US DOJ Cracks Down on Illicit Crypto Activity: Official

• The US Department of Justice (DOJ) is attempting to crack down on cryptocurrency exchanges engaged in illicit activity, such as money laundering, scams and theft.
• According to Eun Young Choi, the National Cryptocurrency Enforcement Team (NCET) director, the DOJ is aiming to have a multiplier effect by scrutinizing platforms that enable criminal activities.
• The agency has been investigating Binance for breaching Russian sanctions and sending a deterrent message to other crypto firms.

US DOJ Tries to Suppress Illicit Crypto Exchange Activity

The United States Department of Justice (DOJ) is actively trying to crack down on cryptocurrency exchanges which are engaging in illegal activities such as money laundering, scams and theft. The DOJ has set up a National Cryptocurrency Enforcement Team (NCET), headed by Eun Young Choi, whose aim is to disrupt these types of illicit activities by targeting the platforms that facilitate them.

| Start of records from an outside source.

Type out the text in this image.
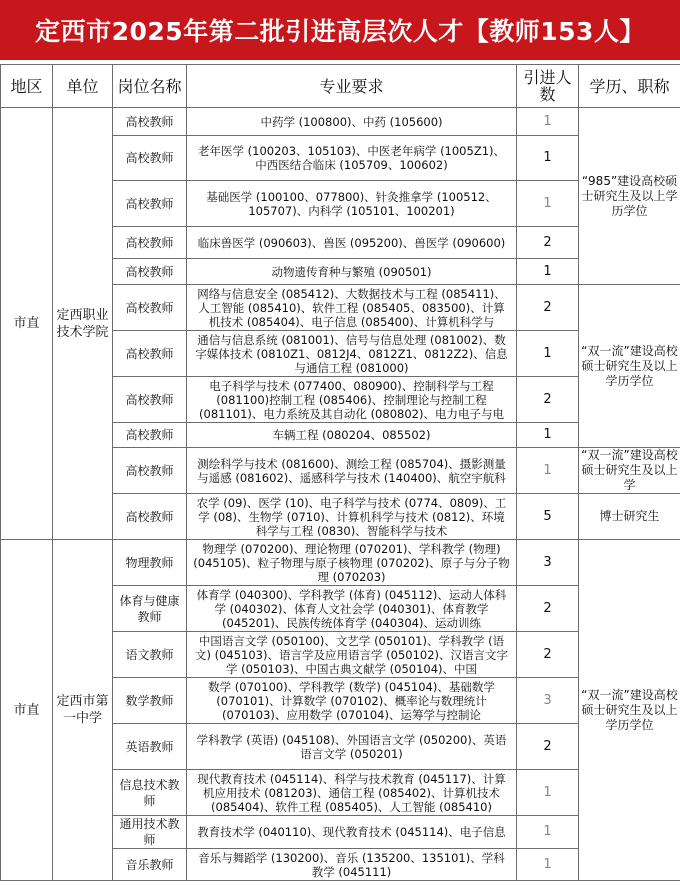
定西市2025年第二批引进高层次人才【教师153人】
地区	单位	岗位名称	专业要求	引进人数	学历、职称
市直	定西职业技术学院	高校教师	中药学 (100800)、中药 (105600)	1	“985”建设高校硕士研究生及以上学历学位
		高校教师	老年医学 (100203、105103)、中医老年病学 (1005Z1)、中西医结合临床 (105709、100602)	1	
		高校教师	基础医学 (100100、077800)、针灸推拿学 (100512、105707)、内科学 (105101、100201)	1	
		高校教师	临床兽医学 (090603)、兽医 (095200)、兽医学 (090600)	2	
		高校教师	动物遗传育种与繁殖 (090501)	1	
		高校教师	网络与信息安全 (085412)、大数据技术与工程 (085411)、人工智能 (085410)、软件工程 (085405、083500)、计算机技术 (085404)、电子信息 (085400)、计算机科学与	2	“双一流”建设高校硕士研究生及以上学历学位
		高校教师	通信与信息系统 (081001)、信号与信息处理 (081002)、数字媒体技术 (0810Z1、0812J4、0812Z1、0812Z2)、信息与通信工程 (081000)	1	
		高校教师	电子科学与技术 (077400、080900)、控制科学与工程 (081100)控制工程 (085406)、控制理论与控制工程 (081101)、电力系统及其自动化 (080802)、电力电子与电	2	
		高校教师	车辆工程 (080204、085502)	1	
		高校教师	测绘科学与技术 (081600)、测绘工程 (085704)、摄影测量与遥感 (081602)、遥感科学与技术 (140400)、航空宇航科	1	“双一流”建设高校硕士研究生及以上学
		高校教师	农学 (09)、医学 (10)、电子科学与技术 (0774、0809)、工学 (08)、生物学 (0710)、计算机科学与技术 (0812)、环境科学与工程 (0830)、智能科学与技术	5	博士研究生
市直	定西市第一中学	物理教师	物理学 (070200)、理论物理 (070201)、学科教学 (物理) (045105)、粒子物理与原子核物理 (070202)、原子与分子物理 (070203)	3	“双一流”建设高校硕士研究生及以上学历学位
		体育与健康教师	体育学 (040300)、学科教学 (体育) (045112)、运动人体科学 (040302)、体育人文社会学 (040301)、体育教学 (045201)、民族传统体育学 (040304)、运动训练	2	
		语文教师	中国语言文学 (050100)、文艺学 (050101)、学科教学 (语文) (045103)、语言学及应用语言学 (050102)、汉语言文字学 (050103)、中国古典文献学 (050104)、中国	2	
		数学教师	数学 (070100)、学科教学 (数学) (045104)、基础数学 (070101)、计算数学 (070102)、概率论与数理统计 (070103)、应用数学 (070104)、运筹学与控制论	3	
		英语教师	学科教学 (英语) (045108)、外国语言文学 (050200)、英语语言文学 (050201)	2	
		信息技术教师	现代教育技术 (045114)、科学与技术教育 (045117)、计算机应用技术 (081203)、通信工程 (085402)、计算机技术 (085404)、软件工程 (085405)、人工智能 (085410)	1	
		通用技术教师	教育技术学 (040110)、现代教育技术 (045114)、电子信息	1	
		音乐教师	音乐与舞蹈学 (130200)、音乐 (135200、135101)、学科教学 (045111)	1	
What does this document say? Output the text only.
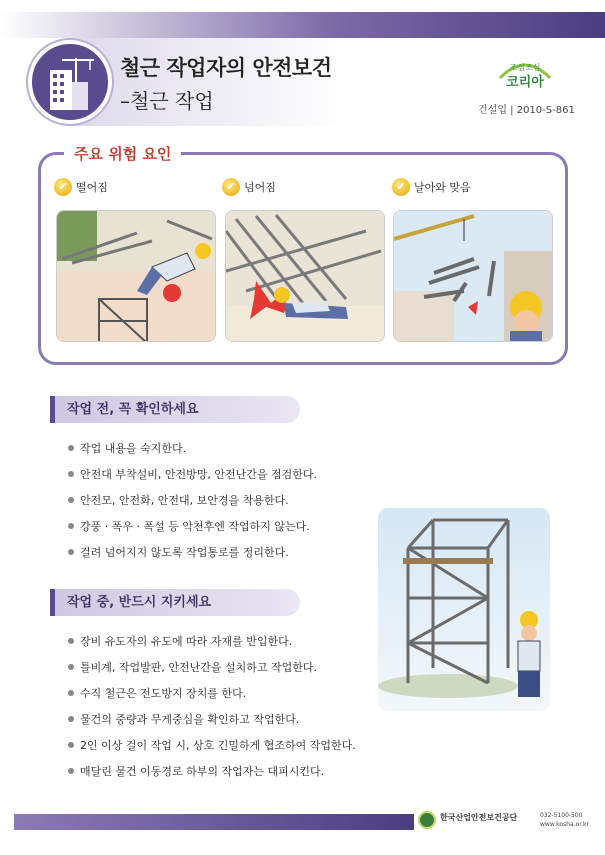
철근 작업자의 안전보건
–철근 작업
조심조심
코리아
건설업 | 2010-S-861
주요 위험 요인
✔ 떨어짐	✔ 넘어짐	✔ 날아와 맞음
작업 전, 꼭 확인하세요
작업 내용을 숙지한다.
안전대 부착설비, 안전방망, 안전난간을 점검한다.
안전모, 안전화, 안전대, 보안경을 착용한다.
강풍 · 폭우 · 폭설 등 악천후엔 작업하지 않는다.
걸려 넘어지지 않도록 작업통로를 정리한다.
작업 중, 반드시 지키세요
장비 유도자의 유도에 따라 자재를 반입한다.
틀비계, 작업발판, 안전난간을 설치하고 작업한다.
수직 철근은 전도방지 장치를 한다.
물건의 중량과 무게중심을 확인하고 작업한다.
2인 이상 걸이 작업 시, 상호 긴밀하게 협조하여 작업한다.
매달린 물건 이동경로 하부의 작업자는 대피시킨다.
한국산업안전보건공단	032-5100-500
www.kosha.or.kr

DOJ Investigating Binance for Breaking Sanctions

As part of its efforts to deter similar behaviour from other crypto firms, the agency has been investigating Binance – one of the largest cryptocurrency exchanges – for breaking Russian sanctions. Despite this, Binance maintains that it has not violated any international laws and has stringent Anti-Money Laundering (AML) and Know Your Customer (KYC) rules in place.

Recent Collapse of High-Profile Crypto Firms

The recent collapse of some high-profile crypto firms such as FTX, Celsius and Terra have also caught the attention of the DOJ who are looking into their activities with keen interest. As Choi mentioned in an interview with Financial Times: “Think of what message it would send…It can’t be the way that we think when it comes to crypto, when it comes to any white-collar crime”.

Highly Volatile Market Conditions

With highly volatile market conditions causing immense fluctuations in crypto prices over recent months, many investors are becoming concerned about their investments being put at risk due to improper regulation or lack thereof. The actions taken by the DOJ should help restore investor confidence in terms of protecting their investments from nefarious actors operating within these markets.


Overall, while there may still be some grey areas surrounding cryptocurrencies when it comes to regulation and accountability, it appears that moves are being made by US government agencies towards instilling some form of order within these markets – something which will likely benefit both investors and legitimate businesses operating within them alike.